Преподавательница отложила ежедневник. Улыбка сама собой появилась на её лице. Разумеется, она не могла отказать в этой просьбе. Воспоминания о бурной и, не такой уж далёкой, молодости, закружили её, затягивая всё глубже и глубже.


Она проводила занятие по огневой подготовке и, волей не волей, ощущала себя шестнадцатилетней Малой, что вместе с Шурой расстреливала в лесу стеклянные бутылки. Это было как раз после её выписки из больницы: ехать в общежитие не хотелось, ведь там её ждали коменданты с бесчисленными предупреждениями о неуплате, и она осталась у старшей подруги.

– С чем лежала?

– Сотряс. На улице за мной пошли одногруппницы – я одной из них сумку испортила не нарочно, ну, побежала, поскользнулась…
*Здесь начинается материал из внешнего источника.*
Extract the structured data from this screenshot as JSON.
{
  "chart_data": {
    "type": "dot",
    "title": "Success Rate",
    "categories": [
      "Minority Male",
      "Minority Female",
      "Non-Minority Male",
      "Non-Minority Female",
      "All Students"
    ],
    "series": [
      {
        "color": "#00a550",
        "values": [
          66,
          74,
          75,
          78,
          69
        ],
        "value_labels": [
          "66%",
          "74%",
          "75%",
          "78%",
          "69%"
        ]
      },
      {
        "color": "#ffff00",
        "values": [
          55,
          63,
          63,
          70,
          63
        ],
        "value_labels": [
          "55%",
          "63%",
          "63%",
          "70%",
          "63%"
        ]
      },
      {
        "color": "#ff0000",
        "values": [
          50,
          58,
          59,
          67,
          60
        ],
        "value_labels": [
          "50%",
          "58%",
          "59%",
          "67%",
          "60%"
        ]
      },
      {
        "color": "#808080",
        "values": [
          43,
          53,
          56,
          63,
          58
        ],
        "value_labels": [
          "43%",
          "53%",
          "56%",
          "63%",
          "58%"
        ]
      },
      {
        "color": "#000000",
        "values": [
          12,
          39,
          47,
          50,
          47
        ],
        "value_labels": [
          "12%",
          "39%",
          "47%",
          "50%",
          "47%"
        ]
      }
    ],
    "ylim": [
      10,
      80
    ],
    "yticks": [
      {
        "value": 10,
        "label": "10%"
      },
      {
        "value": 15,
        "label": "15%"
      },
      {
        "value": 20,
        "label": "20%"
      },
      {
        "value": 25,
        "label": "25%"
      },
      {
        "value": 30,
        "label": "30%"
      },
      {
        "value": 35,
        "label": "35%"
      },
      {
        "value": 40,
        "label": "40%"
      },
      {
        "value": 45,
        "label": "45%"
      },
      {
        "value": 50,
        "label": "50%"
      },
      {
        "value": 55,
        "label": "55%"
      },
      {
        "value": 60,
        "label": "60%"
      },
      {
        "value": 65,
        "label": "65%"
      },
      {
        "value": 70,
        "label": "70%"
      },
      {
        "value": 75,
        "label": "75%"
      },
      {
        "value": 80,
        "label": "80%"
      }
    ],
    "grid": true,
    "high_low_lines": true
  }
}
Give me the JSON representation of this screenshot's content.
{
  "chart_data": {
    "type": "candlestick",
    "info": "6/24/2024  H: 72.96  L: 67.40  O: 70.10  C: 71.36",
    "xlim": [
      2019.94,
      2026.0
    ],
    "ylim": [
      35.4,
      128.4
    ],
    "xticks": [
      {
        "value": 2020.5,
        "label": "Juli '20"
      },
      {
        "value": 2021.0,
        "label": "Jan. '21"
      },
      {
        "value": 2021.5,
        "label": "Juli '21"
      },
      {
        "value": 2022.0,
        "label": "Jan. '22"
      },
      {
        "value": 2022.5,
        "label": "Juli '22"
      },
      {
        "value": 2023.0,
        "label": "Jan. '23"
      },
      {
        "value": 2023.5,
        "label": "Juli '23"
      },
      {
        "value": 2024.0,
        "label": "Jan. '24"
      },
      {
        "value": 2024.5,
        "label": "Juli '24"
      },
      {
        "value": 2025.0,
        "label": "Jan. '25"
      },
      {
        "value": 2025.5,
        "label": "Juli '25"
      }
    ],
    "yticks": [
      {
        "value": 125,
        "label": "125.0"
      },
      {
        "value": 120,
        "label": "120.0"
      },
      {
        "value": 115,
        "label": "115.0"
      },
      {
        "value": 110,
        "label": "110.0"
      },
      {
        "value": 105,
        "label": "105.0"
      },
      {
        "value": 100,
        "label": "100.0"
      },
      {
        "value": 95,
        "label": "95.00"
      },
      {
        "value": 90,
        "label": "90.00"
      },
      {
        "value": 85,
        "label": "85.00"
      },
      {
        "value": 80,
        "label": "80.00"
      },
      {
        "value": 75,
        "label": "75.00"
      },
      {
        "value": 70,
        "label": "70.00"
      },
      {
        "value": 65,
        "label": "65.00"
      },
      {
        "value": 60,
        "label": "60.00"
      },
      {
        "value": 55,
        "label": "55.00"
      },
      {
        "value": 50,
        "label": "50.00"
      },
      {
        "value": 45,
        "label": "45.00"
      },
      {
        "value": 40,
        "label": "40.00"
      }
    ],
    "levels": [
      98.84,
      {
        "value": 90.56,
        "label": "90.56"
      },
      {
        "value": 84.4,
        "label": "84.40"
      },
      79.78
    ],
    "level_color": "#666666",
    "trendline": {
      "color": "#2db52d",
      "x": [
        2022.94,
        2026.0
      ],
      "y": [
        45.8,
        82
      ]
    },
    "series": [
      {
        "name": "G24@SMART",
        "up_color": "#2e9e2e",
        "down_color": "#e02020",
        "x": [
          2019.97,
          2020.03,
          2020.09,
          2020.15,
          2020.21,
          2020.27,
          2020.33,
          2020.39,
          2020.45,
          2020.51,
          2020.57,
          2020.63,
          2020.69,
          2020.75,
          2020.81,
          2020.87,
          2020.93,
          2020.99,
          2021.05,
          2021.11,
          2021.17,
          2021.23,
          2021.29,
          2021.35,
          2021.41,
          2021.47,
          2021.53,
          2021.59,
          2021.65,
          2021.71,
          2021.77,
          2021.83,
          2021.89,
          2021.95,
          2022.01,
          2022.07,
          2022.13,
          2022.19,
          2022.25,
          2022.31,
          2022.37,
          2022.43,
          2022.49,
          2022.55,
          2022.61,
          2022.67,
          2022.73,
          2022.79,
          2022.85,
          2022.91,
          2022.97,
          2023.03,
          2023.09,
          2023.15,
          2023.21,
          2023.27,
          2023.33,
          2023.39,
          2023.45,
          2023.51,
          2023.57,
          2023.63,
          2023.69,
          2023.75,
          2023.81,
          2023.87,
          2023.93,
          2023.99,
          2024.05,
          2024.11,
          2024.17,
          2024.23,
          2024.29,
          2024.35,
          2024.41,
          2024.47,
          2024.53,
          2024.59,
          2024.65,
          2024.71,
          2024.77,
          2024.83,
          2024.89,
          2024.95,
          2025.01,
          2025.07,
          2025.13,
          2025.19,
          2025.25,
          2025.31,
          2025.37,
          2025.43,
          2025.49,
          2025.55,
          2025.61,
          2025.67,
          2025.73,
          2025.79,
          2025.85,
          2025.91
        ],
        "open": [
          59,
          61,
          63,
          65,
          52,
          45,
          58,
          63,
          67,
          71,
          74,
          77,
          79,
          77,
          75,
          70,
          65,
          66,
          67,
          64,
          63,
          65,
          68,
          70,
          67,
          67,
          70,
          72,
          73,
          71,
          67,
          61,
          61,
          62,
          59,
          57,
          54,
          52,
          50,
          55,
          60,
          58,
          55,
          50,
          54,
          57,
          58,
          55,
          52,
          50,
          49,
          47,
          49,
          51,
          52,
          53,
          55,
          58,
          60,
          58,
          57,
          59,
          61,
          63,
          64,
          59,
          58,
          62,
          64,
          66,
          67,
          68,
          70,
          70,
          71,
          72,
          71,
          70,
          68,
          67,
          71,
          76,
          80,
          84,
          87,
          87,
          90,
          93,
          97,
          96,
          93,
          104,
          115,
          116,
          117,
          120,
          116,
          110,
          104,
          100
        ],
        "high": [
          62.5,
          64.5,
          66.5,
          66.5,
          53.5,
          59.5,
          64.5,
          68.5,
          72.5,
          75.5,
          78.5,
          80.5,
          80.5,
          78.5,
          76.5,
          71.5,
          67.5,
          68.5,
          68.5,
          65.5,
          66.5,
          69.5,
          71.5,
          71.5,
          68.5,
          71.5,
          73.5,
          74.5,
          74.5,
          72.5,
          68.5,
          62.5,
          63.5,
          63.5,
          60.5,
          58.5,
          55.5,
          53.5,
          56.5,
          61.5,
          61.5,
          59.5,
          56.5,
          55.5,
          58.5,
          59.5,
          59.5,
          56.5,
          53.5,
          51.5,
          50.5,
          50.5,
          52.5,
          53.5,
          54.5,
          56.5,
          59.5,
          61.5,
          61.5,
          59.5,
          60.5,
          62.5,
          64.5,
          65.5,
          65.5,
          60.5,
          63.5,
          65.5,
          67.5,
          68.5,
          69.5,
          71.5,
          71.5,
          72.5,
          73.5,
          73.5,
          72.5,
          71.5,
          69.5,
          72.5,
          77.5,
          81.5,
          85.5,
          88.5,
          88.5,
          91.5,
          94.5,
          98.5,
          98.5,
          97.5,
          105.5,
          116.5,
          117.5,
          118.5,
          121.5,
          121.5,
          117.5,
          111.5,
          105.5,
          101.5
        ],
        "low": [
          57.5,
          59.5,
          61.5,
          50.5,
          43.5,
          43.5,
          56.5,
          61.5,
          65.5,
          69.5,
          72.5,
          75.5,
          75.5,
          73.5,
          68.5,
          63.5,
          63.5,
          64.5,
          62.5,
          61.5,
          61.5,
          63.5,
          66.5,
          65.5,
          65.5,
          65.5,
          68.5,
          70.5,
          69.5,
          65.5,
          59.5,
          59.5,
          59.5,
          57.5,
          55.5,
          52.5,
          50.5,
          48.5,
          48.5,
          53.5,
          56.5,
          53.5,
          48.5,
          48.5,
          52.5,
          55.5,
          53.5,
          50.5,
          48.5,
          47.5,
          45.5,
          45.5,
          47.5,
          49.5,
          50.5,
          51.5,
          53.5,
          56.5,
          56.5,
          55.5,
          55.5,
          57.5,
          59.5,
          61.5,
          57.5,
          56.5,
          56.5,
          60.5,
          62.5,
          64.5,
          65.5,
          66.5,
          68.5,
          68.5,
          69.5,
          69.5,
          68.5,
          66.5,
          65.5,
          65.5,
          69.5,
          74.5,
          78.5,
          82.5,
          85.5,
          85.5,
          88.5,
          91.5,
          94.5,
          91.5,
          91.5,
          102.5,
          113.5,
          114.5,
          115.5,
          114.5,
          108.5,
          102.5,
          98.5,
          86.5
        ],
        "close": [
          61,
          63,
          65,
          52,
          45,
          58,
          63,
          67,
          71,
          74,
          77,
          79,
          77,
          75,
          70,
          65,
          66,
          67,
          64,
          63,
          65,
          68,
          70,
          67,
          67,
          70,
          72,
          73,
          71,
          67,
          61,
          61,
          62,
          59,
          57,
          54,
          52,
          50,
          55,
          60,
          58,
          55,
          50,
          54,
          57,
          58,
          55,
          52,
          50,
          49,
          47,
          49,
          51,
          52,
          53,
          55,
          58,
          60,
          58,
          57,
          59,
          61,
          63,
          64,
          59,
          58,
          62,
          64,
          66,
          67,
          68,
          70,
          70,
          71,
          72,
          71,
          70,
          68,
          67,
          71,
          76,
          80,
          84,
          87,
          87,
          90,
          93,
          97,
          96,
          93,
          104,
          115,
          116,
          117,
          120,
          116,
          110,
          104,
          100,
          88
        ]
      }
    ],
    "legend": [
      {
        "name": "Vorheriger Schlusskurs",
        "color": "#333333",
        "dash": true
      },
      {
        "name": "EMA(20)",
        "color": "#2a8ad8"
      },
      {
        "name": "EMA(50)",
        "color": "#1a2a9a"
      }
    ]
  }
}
– Знаешь, есть один универсальный метод, – хитро зыркнула Шура. – И даже легальный, ну, в вопросе ношения.

Тогда то Малая и научилась стрелять. Пневматика – ничего по-настоящему опасного. Но это то придало ей уверенности в себе. Сперва – с пистолетом в кобуре, а потом и без него она научилась отстаивать свое мнение и держаться в стрессовых ситуациях перед сверстниками. Она отдалилась от привычного круга общения, а найти действительно "свой" ей ещё предстояло.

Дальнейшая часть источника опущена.